If a country elects someone who says “Grab them by the pussy” and there are men - “good” men - that meme this, that’s not ok. Yet it happened and it’s no wonder women feel threatened underneath a government like this.
It’s not in the women’s power to stop this. Good men need to finally start fighting the bad apples if they don’t want to be mistrusted as a survival strategy.
Most men I talked to are more upset about being lumped in with the bad apples, when in reality you should be upset how your mothers, sisters, girlfriends, daughters are constantly living in fear and can’t move through any space in life without preemptive measures.
If you do, good on you! Most men don’t.
The thing is, if men don’t change, it will annoy you. But for women it may very well kill them. You’re seeing the problem and understanding it, yet you blame women for trying to survive.

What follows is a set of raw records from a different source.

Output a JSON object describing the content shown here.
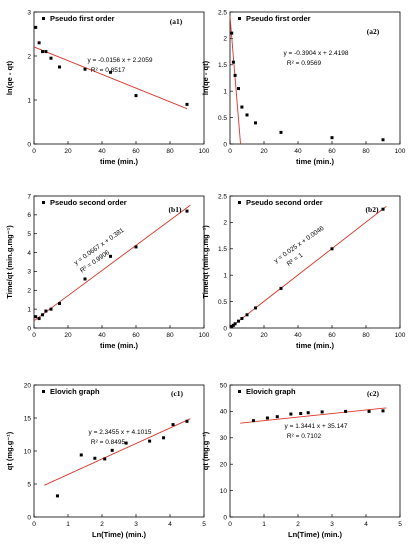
{
  "chart_data": [
    {
      "id": "a1",
      "type": "scatter",
      "panel_tag": "(a1)",
      "legend": "Pseudo first order",
      "xlabel": "time (min.)",
      "ylabel": "ln(qe - qt)",
      "xlim": [
        0,
        100
      ],
      "ylim": [
        0,
        3
      ],
      "xticks": [
        0,
        20,
        40,
        60,
        80,
        100
      ],
      "yticks": [
        0,
        1,
        2,
        3
      ],
      "x": [
        1,
        3,
        5,
        7,
        10,
        15,
        30,
        45,
        60,
        90
      ],
      "y": [
        2.65,
        2.3,
        2.1,
        2.1,
        1.95,
        1.75,
        1.7,
        1.63,
        1.1,
        0.9
      ],
      "fit": {
        "slope": -0.0156,
        "intercept": 2.2059,
        "x_range": [
          0,
          90
        ]
      },
      "equation": "y = -0.0156 x + 2.2059",
      "r2": "R² = 0.8517"
    },
    {
      "id": "a2",
      "type": "scatter",
      "panel_tag": "(a2)",
      "legend": "Pseudo first order",
      "xlabel": "time (min.)",
      "ylabel": "ln(qe - qt)",
      "xlim": [
        0,
        100
      ],
      "ylim": [
        0,
        2.5
      ],
      "xticks": [
        0,
        20,
        40,
        60,
        80,
        100
      ],
      "yticks": [
        0,
        0.5,
        1,
        1.5,
        2,
        2.5
      ],
      "x": [
        1,
        2,
        3,
        5,
        7,
        10,
        15,
        30,
        60,
        90
      ],
      "y": [
        2.1,
        1.55,
        1.3,
        1.05,
        0.7,
        0.55,
        0.4,
        0.22,
        0.12,
        0.08
      ],
      "fit": {
        "slope": -0.3904,
        "intercept": 2.4198,
        "x_range": [
          0,
          6.2
        ]
      },
      "equation": "y = -0.3904 x + 2.4198",
      "r2": "R² = 0.9569"
    },
    {
      "id": "b1",
      "type": "scatter",
      "panel_tag": "(b1)",
      "legend": "Pseudo second order",
      "xlabel": "time (min.)",
      "ylabel": "Time/qt (min.g.mg⁻¹)",
      "xlim": [
        0,
        100
      ],
      "ylim": [
        0,
        7
      ],
      "xticks": [
        0,
        20,
        40,
        60,
        80,
        100
      ],
      "yticks": [
        0,
        1,
        2,
        3,
        4,
        5,
        6,
        7
      ],
      "x": [
        1,
        3,
        5,
        7,
        10,
        15,
        30,
        45,
        60,
        90
      ],
      "y": [
        0.6,
        0.5,
        0.7,
        0.9,
        1.0,
        1.3,
        2.6,
        3.8,
        4.3,
        6.2
      ],
      "fit": {
        "slope": 0.0667,
        "intercept": 0.381,
        "x_range": [
          0,
          92
        ]
      },
      "equation": "y = 0.0667 x + 0.381",
      "r2": "R² = 0.9906"
    },
    {
      "id": "b2",
      "type": "scatter",
      "panel_tag": "(b2)",
      "legend": "Pseudo second order",
      "xlabel": "time (min.)",
      "ylabel": "Time/qt (min.g.mg⁻¹)",
      "xlim": [
        0,
        100
      ],
      "ylim": [
        0,
        2.5
      ],
      "xticks": [
        0,
        20,
        40,
        60,
        80,
        100
      ],
      "yticks": [
        0,
        0.5,
        1,
        1.5,
        2,
        2.5
      ],
      "x": [
        1,
        2,
        3,
        5,
        7,
        10,
        15,
        30,
        60,
        90
      ],
      "y": [
        0.03,
        0.05,
        0.08,
        0.13,
        0.18,
        0.25,
        0.38,
        0.75,
        1.5,
        2.25
      ],
      "fit": {
        "slope": 0.025,
        "intercept": 0.0046,
        "x_range": [
          0,
          92
        ]
      },
      "equation": "y = 0.025 x + 0.0046",
      "r2": "R² = 1"
    },
    {
      "id": "c1",
      "type": "scatter",
      "panel_tag": "(c1)",
      "legend": "Elovich graph",
      "xlabel": "Ln(Time) (min.)",
      "ylabel": "qt (mg.g⁻¹)",
      "xlim": [
        0,
        5
      ],
      "ylim": [
        0,
        20
      ],
      "xticks": [
        0,
        1,
        2,
        3,
        4,
        5
      ],
      "yticks": [
        0,
        5,
        10,
        15,
        20
      ],
      "x": [
        0.69,
        1.39,
        1.79,
        2.08,
        2.3,
        2.71,
        3.4,
        3.81,
        4.09,
        4.5
      ],
      "y": [
        3.2,
        9.4,
        8.9,
        8.8,
        10.1,
        11.2,
        11.5,
        12.0,
        14.0,
        14.5
      ],
      "fit": {
        "slope": 2.3455,
        "intercept": 4.1015,
        "x_range": [
          0.3,
          4.6
        ]
      },
      "equation": "y = 2.3455 x + 4.1015",
      "r2": "R² = 0.8495"
    },
    {
      "id": "c2",
      "type": "scatter",
      "panel_tag": "(c2)",
      "legend": "Elovich graph",
      "xlabel": "Ln(Time) (min.)",
      "ylabel": "qt (mg.g⁻¹)",
      "xlim": [
        0,
        5
      ],
      "ylim": [
        0,
        50
      ],
      "xticks": [
        0,
        1,
        2,
        3,
        4,
        5
      ],
      "yticks": [
        0,
        10,
        20,
        30,
        40,
        50
      ],
      "x": [
        0.69,
        1.1,
        1.39,
        1.79,
        2.08,
        2.3,
        2.71,
        3.4,
        4.09,
        4.5
      ],
      "y": [
        36.5,
        37.5,
        38.0,
        39.0,
        39.2,
        39.5,
        39.8,
        40.0,
        40.0,
        40.2
      ],
      "fit": {
        "slope": 1.3441,
        "intercept": 35.147,
        "x_range": [
          0.3,
          4.6
        ]
      },
      "equation": "y = 1.3441 x + 35.147",
      "r2": "R² = 0.7102"
    }
  ]
}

They don’t say “All men are predators” because they want to be petty and pay men back for how they talk about women. They live by this because anything else puts them in harms way. I’m pretty sure most women would love to not have to live by that saying. Most women would love to be safe enough to abandon this. But they aren’t.
And here you are, yelling at them for trying to survive and keep themselves and each other save, because it bothers you that you get associated with bad men.
I don’t know, I feel like survival might be more important than someone feeling judged wrongly (even if the judgement truly is wrong).